In an emergency decree, the Government said that the action was centred on a performance dispute on the 230MW San Francisco project. The decree claims that the Government has not had satisfactory indemnification over what it claims are faults with the project.
As part of the decree, the Government says it is worried over electricity supplies in the country and the possible risk of blackouts.
The San Francisco plant (2 x 115MW) began to generate commercially in the second quarter of 2007, and annually is to produce 1,426GWh/year – or approximately 12% of the country’s electricity supply.
In addition to having called last month for an acceleration of improvement works it said were needed to tunnels and turbines, the Government also demanded repayment of US$20M given for early works completion, it said. The plant was completed nine months early, the Government noted at the inauguration in June last year.
The run-of-river project began construction in 2003 under a 30-year concession and is upstream of the 156MW Agoyan plant. The concession was awarded by the state electricity authority Conelec to the Hidropastaza consortium, comprising Odebrecht and Hidro Agoyan.
The work at San Francisco was carried out on an engineering, procurement and construction (EPC) basis by Odebrecht, Alstom and VA Tech Hydro. Detailed design was carried out by Caminosca and PCE Engenharia.

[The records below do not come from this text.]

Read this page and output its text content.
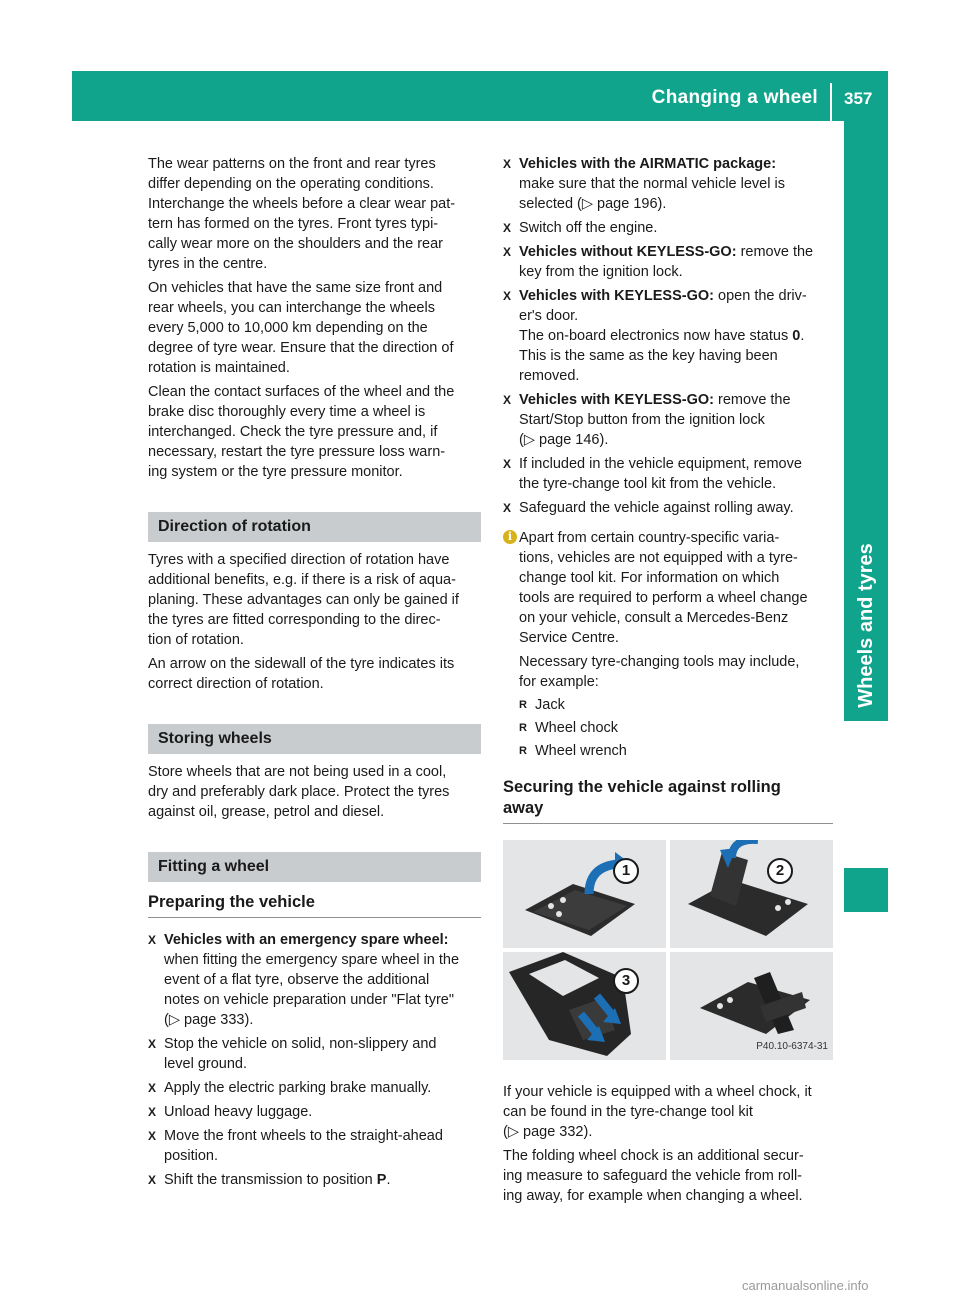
Changing a wheel 357
Wheels and tyres
The wear patterns on the front and rear tyres
differ depending on the operating conditions.
Interchange the wheels before a clear wear pat-
tern has formed on the tyres. Front tyres typi-
cally wear more on the shoulders and the rear
tyres in the centre.
On vehicles that have the same size front and
rear wheels, you can interchange the wheels
every 5,000 to 10,000 km depending on the
degree of tyre wear. Ensure that the direction of
rotation is maintained.
Clean the contact surfaces of the wheel and the
brake disc thoroughly every time a wheel is
interchanged. Check the tyre pressure and, if
necessary, restart the tyre pressure loss warn-
ing system or the tyre pressure monitor.
Direction of rotation
Tyres with a specified direction of rotation have
additional benefits, e.g. if there is a risk of aqua-
planing. These advantages can only be gained if
the tyres are fitted corresponding to the direc-
tion of rotation.
An arrow on the sidewall of the tyre indicates its
correct direction of rotation.
Storing wheels
Store wheels that are not being used in a cool,
dry and preferably dark place. Protect the tyres
against oil, grease, petrol and diesel.
Fitting a wheel
Preparing the vehicle
X Vehicles with an emergency spare wheel:
when fitting the emergency spare wheel in the
event of a flat tyre, observe the additional
notes on vehicle preparation under "Flat tyre"
(▷ page 333).
X Stop the vehicle on solid, non-slippery and
level ground.
X Apply the electric parking brake manually.
X Unload heavy luggage.
X Move the front wheels to the straight-ahead
position.
X Shift the transmission to position P.
X Vehicles with the AIRMATIC package:
make sure that the normal vehicle level is
selected (▷ page 196).
X Switch off the engine.
X Vehicles without KEYLESS-GO: remove the
key from the ignition lock.
X Vehicles with KEYLESS-GO: open the driv-
er's door.
The on-board electronics now have status 0.
This is the same as the key having been
removed.
X Vehicles with KEYLESS-GO: remove the
Start/Stop button from the ignition lock
(▷ page 146).
X If included in the vehicle equipment, remove
the tyre-change tool kit from the vehicle.
X Safeguard the vehicle against rolling away.
i Apart from certain country-specific varia-
tions, vehicles are not equipped with a tyre-
change tool kit. For information on which
tools are required to perform a wheel change
on your vehicle, consult a Mercedes-Benz
Service Centre.
Necessary tyre-changing tools may include,
for example:
R Jack
R Wheel chock
R Wheel wrench
Securing the vehicle against rolling
away
1	2
3
P40.10-6374-31
If your vehicle is equipped with a wheel chock, it
can be found in the tyre-change tool kit
(▷ page 332).
The folding wheel chock is an additional secur-
ing measure to safeguard the vehicle from roll-
ing away, for example when changing a wheel.
carmanualsonline.info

Baba is a multi-purpose project being built at the confluence of the Baba and Toachi rivers, and will convey extra water to the underutilised 213MW Marcel Laniado de Wind plant. The concept behind the scheme is to use excess winter flows to increase storage at the Daule Peripa dam. The sponsor is Fideicomiso Hidropacifico.

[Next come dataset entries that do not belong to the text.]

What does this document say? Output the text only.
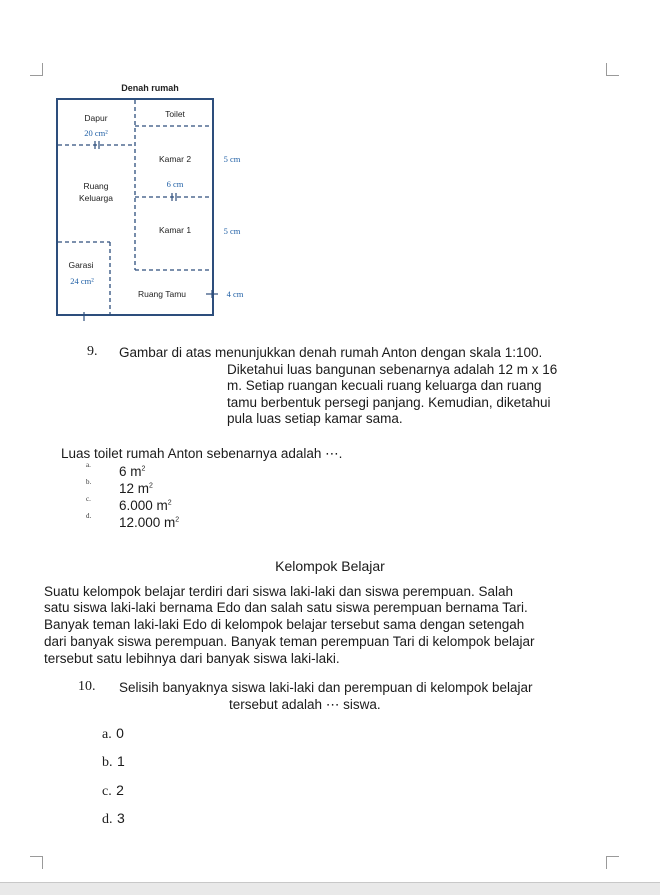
Denah rumah
Dapur	Toilet
Kamar 2
Ruang
Keluarga
Kamar 1
Garasi
Ruang Tamu
20 cm²
6 cm
24 cm²
5 cm
5 cm
4 cm
9. Gambar di atas menunjukkan denah rumah Anton dengan skala 1:100.
Diketahui luas bangunan sebenarnya adalah 12 m x 16
m. Setiap ruangan kecuali ruang keluarga dan ruang
tamu berbentuk persegi panjang. Kemudian, diketahui
pula luas setiap kamar sama.
Luas toilet rumah Anton sebenarnya adalah ⋯.
a. 6 $m^2$
b. 12 $m^2$
c. 6.000 $m^2$
d. 12.000 $m^2$
Kelompok Belajar
Suatu kelompok belajar terdiri dari siswa laki-laki dan siswa perempuan. Salah
satu siswa laki-laki bernama Edo dan salah satu siswa perempuan bernama Tari.
Banyak teman laki-laki Edo di kelompok belajar tersebut sama dengan setengah
dari banyak siswa perempuan. Banyak teman perempuan Tari di kelompok belajar
tersebut satu lebihnya dari banyak siswa laki-laki.
10. Selisih banyaknya siswa laki-laki dan perempuan di kelompok belajar
tersebut adalah ⋯ siswa.
a. 0
b. 1
c. 2
d. 3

The project is being developed on a public-private partnership (PPP) basis by an Odbrecht JV. It was scheduled to be completed – including commissioning of a new 42MW power plant – towards the end of 2009.
The Toachi-Pilaton project is to have an installed capacity of 228MW. The run-of-river scheme will have two plants – 50MW on the Pilaton river and 178MW on the Toachi river. It has been sponsored by Hidrotoapi, which a state JV of the Government and Pichincha province.
In its complaint against Odebrecht last month, the Government also claimed dissatisfaction with similar approaches and methods being used on the hydro power projects, echoing concern cited in May 2007.